LONDON - Hedge funds who have tried to make money out of European banks during the euro debt crisis are becoming frustrated with the sector's erratic movements just as some bigger, and more patient, institutions are dipping tentatively back in.
European bank stocks have risen more than 25 percent since late July, fuelled by relief over new crisis-fighting plans, in particular the ECB's latest announcements, which have triggered hopes of a more lasting solution.
But the sector at the root of the global financial crisis has repeatedly disappointed investors after each attempt to call a floor, from a rally at the beginning of 2009 on hopes that the worst of the global credit crunch was over to short-lived optimism over the European Central Bank's liquidity injections.
In addition, scandals and increasing regulatory demands have been shrinking returns on equity while economic recession is likely to keep loan growth on the ropes for years to come.
That has prompted at least some hedge funds to pull out, while mutual funds and other institutional investors are stock-picking only with considerable caution, reluctant to call any sustained rally in the unchartered territory of the euro crisis.
One hedge fund investor who spoke on condition of anonymity told Reuters that more hedge funds have been cutting their positions than increasing them, while some had given up altogether, viewing the sector as too opaque.
"A lot of managers feel long-term they're good holdings - society does still need banks - and valuations (are interesting). But the view is that they're less and less analysable," said the investor, who holds money in a wide range of hedge funds.
"I've seen a few examples where they've thrown in the towel or used banks as a source of capital for something else," said the investor, who declined to be identified because of hedge fund reluctance to detail investment decisions.
Among those to have reduced their positions is Lansdowne Partners, according to the source. Lansdowne, which runs $11 billion (6.77 billion pounds) in assets and whose $6.8 billion Developed Markets fund fell 20 percent last year, has been hurt by bank holdings. The firm, which is up 5.9 percent in performance terms so far this year, declined to comment.
Data suggests hedge funds are now scaling back both on owning bank stocks and on short positions - bets on a lower price.
Hedge fund long exposure to financials - bets on rising prices - has come down to 19.1 percent in July from 20.4 percent in February, according to JP Morgan data, while Markit data on stock-lending - a good proxy for shorting - shows positions being cut.
The volatility of banks can be particularly hard for the hedge fund sector, whose investors tend to be more fickle than mutual fund investors and can become disgruntled faster than institutional investors by poor returns.
Odey, one of Europe's best-known hedge fund firms, which made millions in 2009 when the price of Barclays shares rocketed, has also reduced its holdings in European banks from peak levels, selling some in favor of U.S. banks such as JP Morgan, although it still holds Barclays shares.
According to Thomson Reuters Lipper, Odey's Pan European fund cut banks to 12.6 percent of its portfolio in the six months to end-August from 20.69 percent the previous six months.
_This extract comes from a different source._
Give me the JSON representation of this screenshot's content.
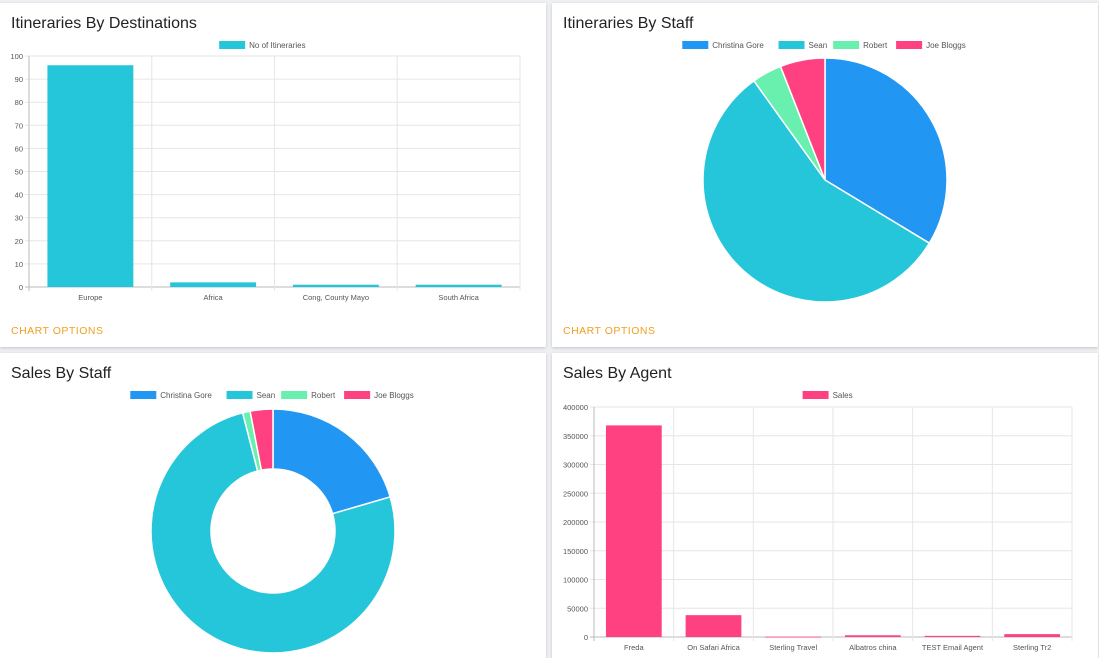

At the same time, more institutional investors, which have long seen banks as toxic assets, are considering the sector again, believing the EU's latest crisis-fighting plans offer a better chance than previous efforts of a longer-lasting fix.
"After 4-1/2 years, it's the first time I'm convinced it is worth looking at them again," said Andreas Thomae, portfolio manager financials at Germany's Deka Investment, which manages 150 billion euros (121 billion pounds) of assets.
"We think we have seen the low point in bank valuations ... in steps (the rally) can become a trend."
Despite a rebound that outperforms the pan-European Stoxx600 for this year, banks are still by far the worst performing sector in the region since the Lehman 2008 collapse, having lost nearly 50 percent.
"We do like banks.... We see a lot of financials firms that are very cheap, trading perhaps below book value but producing very decent levels of profit," said Bill Maldonado, head of global equities at HSBC Global Asset Management. "At present bank shares are pricing a very negative global economy and we don't attach a material probability to this occurring."
The European bank index is trading at about 0.7 times book value. Some banks such as Barclays are valued at 0.5 times and Societe Generale at even less. John Velis, EMEA head of capital markets research of Russell Investments, said the firm, which has over $150 billion in assets under management, has turned from negative to neutral on banks and slightly moderated its underweight position.
"Now that things seem to be for the time off the boil, perhaps only for the short term, there is no reason to be negative Europe or the banking sector," Velis said.
But he warned that it was hard to predict how things would develop, a caution echoed by mutual funds and other institutional investors treading back to bank stocks.
Carmignac Gestion, which runs over $60 billion, is edging back after shunning bank stocks for two years. Banks now account for 5 percent of its European portfolio, said Didier Saint-Georges of Carmignac's investment committee.
"What (ECB President) Draghi has said opens up enough possibilities of a reduction of the sovereign debt risk for us to be a bit less cautious on banks," Saint-Georges said. But he added: "We are cautious and choosing banks that seem strong enough and where there is little risk of capital increase."